On May 20, the Congress published the positive report for the second debate of the bill that proposes to establish criteria to prevent confusion in the dispensing and use of medicines. The regulatory proposal states that drugs marketed under International Nonproprietary Names (INN) must be labeled in accordance with the international standards and agreements signed and ratified, as well as with technical trade agreements, in order to avoid confusion between such packaging and/or containers. The published report is now ready to be voted on by the full Senate, which is expected to happen in the short term.
At the same time, the bill states that drugs for institutional use must have a different packaging from that of the commercial channel and an engraved legend stating “institutional use prohibited for sale”, which must be easily identifiable. Likewise, the manufacturing laboratories must implement a labeling in Braille system that allows the identification of the medicines according to their name and/or International Common Denomination, grammage, expiration date and the name of the laboratory. In this way, visually impaired people will be able to recognize the medicines they consume.

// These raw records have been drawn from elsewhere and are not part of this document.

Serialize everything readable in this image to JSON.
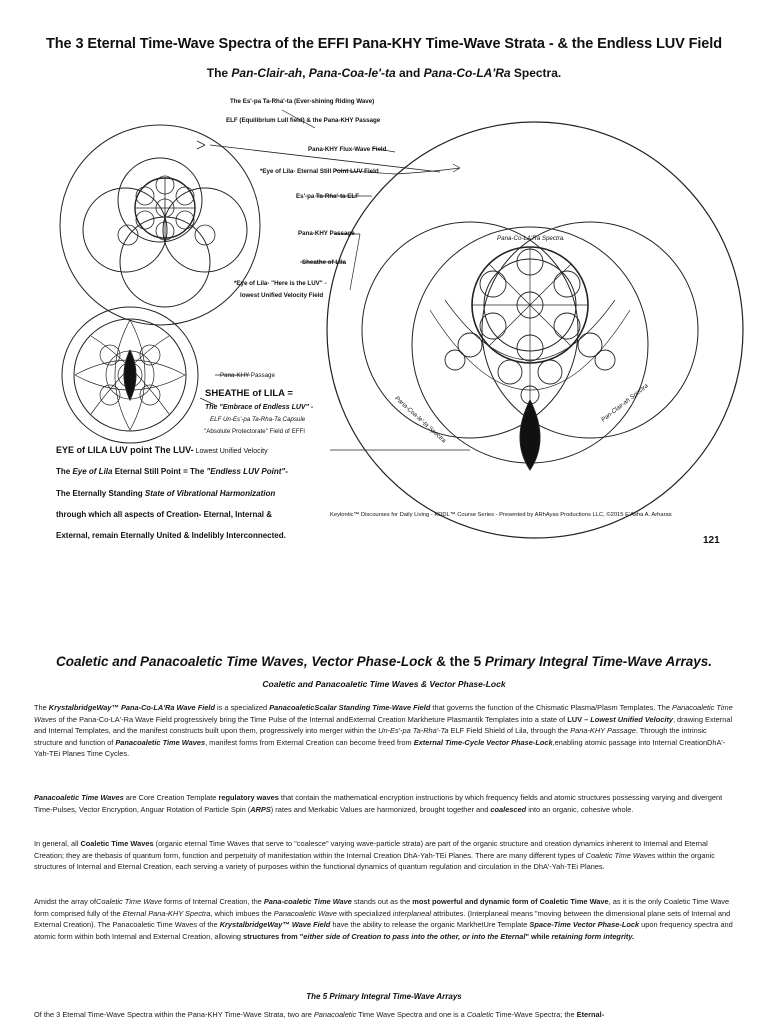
{
  "header": {
    "title": "The 3 Eternal Time-Wave Spectra of the EFFI Pana-KHY Time-Wave Strata - & the Endless LUV Field",
    "subtitle_pre": "The ",
    "subtitle_a": "Pan-Clair-ah",
    "subtitle_sep1": ", ",
    "subtitle_b": "Pana-Coa-le'-ta",
    "subtitle_sep2": " and ",
    "subtitle_c": "Pana-Co-LA'Ra",
    "subtitle_post": " Spectra."
  },
  "diagram": {
    "labels": {
      "riding_wave": "The Es'-pa Ta-Rha'-ta (Ever-shining Riding Wave)",
      "elf_passage": "ELF (Equilibrium Lull field) & the Pana-KHY Passage",
      "flux_wave": "Pana-KHY Flux-Wave Field",
      "eye_still_point": "*Eye of Lila- Eternal Still Point LUV Field",
      "es_pa_elf": "Es'-pa Ta-Rha'-ta  ELF",
      "passage_1": "Pana-KHY Passage",
      "sheathe_1": "Sheathe of Lila",
      "eye_here_1": "*Eye of Lila- \"Here is the LUV\" -",
      "eye_here_2": "lowest Unified Velocity Field",
      "passage_2": "Pana-KHY Passage",
      "sheathe_big": "SHEATHE of LILA =",
      "embrace": "The \"Embrace of Endless LUV\" -",
      "capsule": "ELF Un-Es'-pa Ta-Rha-Ta Capsule",
      "protectorate": "\"Absolute Protectorate\" Field of EFFI",
      "co_la_ra": "Pana-Co-LA'Ra Spectra.",
      "coa_le_ta": "Pana-Coa-le'-ta Spectra",
      "clair_ah": "Pan-Clair-ah Spectra"
    },
    "side": {
      "line1_a": "EYE of LILA LUV point The LUV-",
      "line1_b": " Lowest Unified Velocity",
      "line2_a": "The ",
      "line2_b": "Eye of Lila",
      "line2_c": " Eternal Still Point = The ",
      "line2_d": "\"Endless LUV Point\"",
      "line2_e": "-",
      "line3_a": "The Eternally Standing ",
      "line3_b": "State of Vibrational Harmonization",
      "line4": "through which all aspects of Creation- Eternal, Internal &",
      "line5": "External, remain Eternally United & Indelibly Interconnected."
    },
    "credit": "Keylontic™ Discourses for Daily Living - KDDL™ Course Series - Presented by ARhAyas Productions LLC, ©2015 E'Asha A. Arharas",
    "page_number": "121"
  },
  "section": {
    "title_a": "Coaletic and Panacoaletic Time Waves, Vector Phase-Lock",
    "title_b": " & the 5 ",
    "title_c": "Primary Integral Time-Wave Arrays.",
    "subtitle": "Coaletic and Panacoaletic Time Waves & Vector Phase-Lock",
    "p1": [
      {
        "t": "The "
      },
      {
        "t": "KrystalbridgeWay™ Pana-Co-LA'Ra Wave Field",
        "b": true,
        "i": true
      },
      {
        "t": " is a specialized "
      },
      {
        "t": "PanacoaleticScalar Standing Time-Wave Field",
        "b": true,
        "i": true
      },
      {
        "t": " that governs the function of the Chismatic Plasma/Plasm Templates. The "
      },
      {
        "t": "Panacoaletic Time Waves",
        "i": true
      },
      {
        "t": " of the Pana-Co-LA'-Ra Wave Field progressively bring the Time Pulse of the Internal andExternal Creation Markheture Plasmantik Templates into a state of "
      },
      {
        "t": "LUV – ",
        "b": true
      },
      {
        "t": "Lowest Unified Velocity",
        "b": true,
        "i": true
      },
      {
        "t": ", drawing External and Internal Templates, and the manifest constructs built upon them, progressively into merger within the "
      },
      {
        "t": "Un-Es'-pa Ta-Rha'-Ta",
        "i": true
      },
      {
        "t": " ELF Field Shield of Lila, through the "
      },
      {
        "t": "Pana-KHY Passage",
        "i": true
      },
      {
        "t": ". Through the intrinsic structure and function of "
      },
      {
        "t": "Panacoaletic Time Waves",
        "b": true,
        "i": true
      },
      {
        "t": ", manifest forms from External Creation can become freed from "
      },
      {
        "t": "External Time-Cycle Vector Phase-Lock",
        "b": true,
        "i": true
      },
      {
        "t": ",enabling atomic passage into Internal CreationDhA'-Yah-TEi Planes Time Cycles."
      }
    ],
    "p2": [
      {
        "t": "Panacoaletic Time Waves",
        "b": true,
        "i": true
      },
      {
        "t": " are Core Creation Template "
      },
      {
        "t": "regulatory waves",
        "b": true
      },
      {
        "t": " that contain the mathematical encryption instructions by which frequency fields and atomic structures possessing varying and divergent Time-Pulses, Vector Encryption, Anguar Rotation of Particle Spin ("
      },
      {
        "t": "ARPS",
        "b": true,
        "i": true
      },
      {
        "t": ") rates and Merkabic Values are harmonized, brought together and "
      },
      {
        "t": "coalesced",
        "b": true,
        "i": true
      },
      {
        "t": " into an organic, cohesive whole."
      }
    ],
    "p3": [
      {
        "t": "In general, all "
      },
      {
        "t": "Coaletic Time Waves",
        "b": true
      },
      {
        "t": " (organic eternal Time Waves that serve to \"coalesce\" varying wave-particle strata) are part of the organic structure and creation dynamics inherent to Internal and Eternal Creation; they are thebasis of quantum form, function and perpetuity of manifestation within the Internal Creation DhA-Yah-TEi Planes. There are many different types of "
      },
      {
        "t": "Coaletic Time Waves",
        "i": true
      },
      {
        "t": " within the organic structures of Internal and Eternal Creation, each serving a variety of purposes within the functional dynamics of quantum regulation and circulation in the DhA'-Yah-TEi Planes."
      }
    ],
    "p4": [
      {
        "t": "Amidst the array of"
      },
      {
        "t": "Coaletic Time Wave",
        "i": true
      },
      {
        "t": " forms of Internal Creation, the "
      },
      {
        "t": "Pana-coaletic Time Wave",
        "b": true,
        "i": true
      },
      {
        "t": " stands out as the "
      },
      {
        "t": "most powerful and dynamic form of Coaletic Time Wave",
        "b": true
      },
      {
        "t": ", as it is the only Coaletic Time Wave form comprised fully of the "
      },
      {
        "t": "Eternal Pana-KHY Spectra",
        "i": true
      },
      {
        "t": ", which imbues the "
      },
      {
        "t": "Panacoaletic Wave",
        "i": true
      },
      {
        "t": " with specialized "
      },
      {
        "t": "interplaneal",
        "i": true
      },
      {
        "t": " attributes. (Interplaneal means \"moving between the dimensional plane sets of Internal and External Creation). The Panacoaletic Time Waves of the "
      },
      {
        "t": "KrystalbridgeWay™ Wave Field",
        "b": true,
        "i": true
      },
      {
        "t": " have the ability to release the organic MarkhetUre Template "
      },
      {
        "t": "Space-Time Vector Phase-Lock",
        "b": true,
        "i": true
      },
      {
        "t": " upon frequency spectra and atomic form within both Internal and External Creation, allowing "
      },
      {
        "t": "structures from \"",
        "b": true
      },
      {
        "t": "either side of Creation to pass into the other, or into the Eternal",
        "b": true,
        "i": true
      },
      {
        "t": "\" while ",
        "b": true
      },
      {
        "t": "retaining form integrity.",
        "b": true,
        "i": true
      }
    ],
    "subhead": "The 5 Primary Integral Time-Wave Arrays",
    "p5": [
      {
        "t": "Of the 3 Eternal Time-Wave Spectra within the Pana-KHY Time-Wave Strata, two are "
      },
      {
        "t": "Panacoaletic",
        "i": true
      },
      {
        "t": " Time Wave Spectra and one is a "
      },
      {
        "t": "Coaletic",
        "i": true
      },
      {
        "t": " Time-Wave Spectra; the "
      },
      {
        "t": "Eternal-",
        "b": true
      }
    ]
  }
}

The initiative also proposes that medicines in their different primary and secondary packaging must have an international standard identification system that allows the visibility and identification of the product throughout the supply chain. For its part, the Ministry of Health will define the regulation of the standard and will publish it within 12 months after its issuance. Meanwhile, the pharmaceutical industry will have 24 months from its entry into force to comply with the provisions of the law.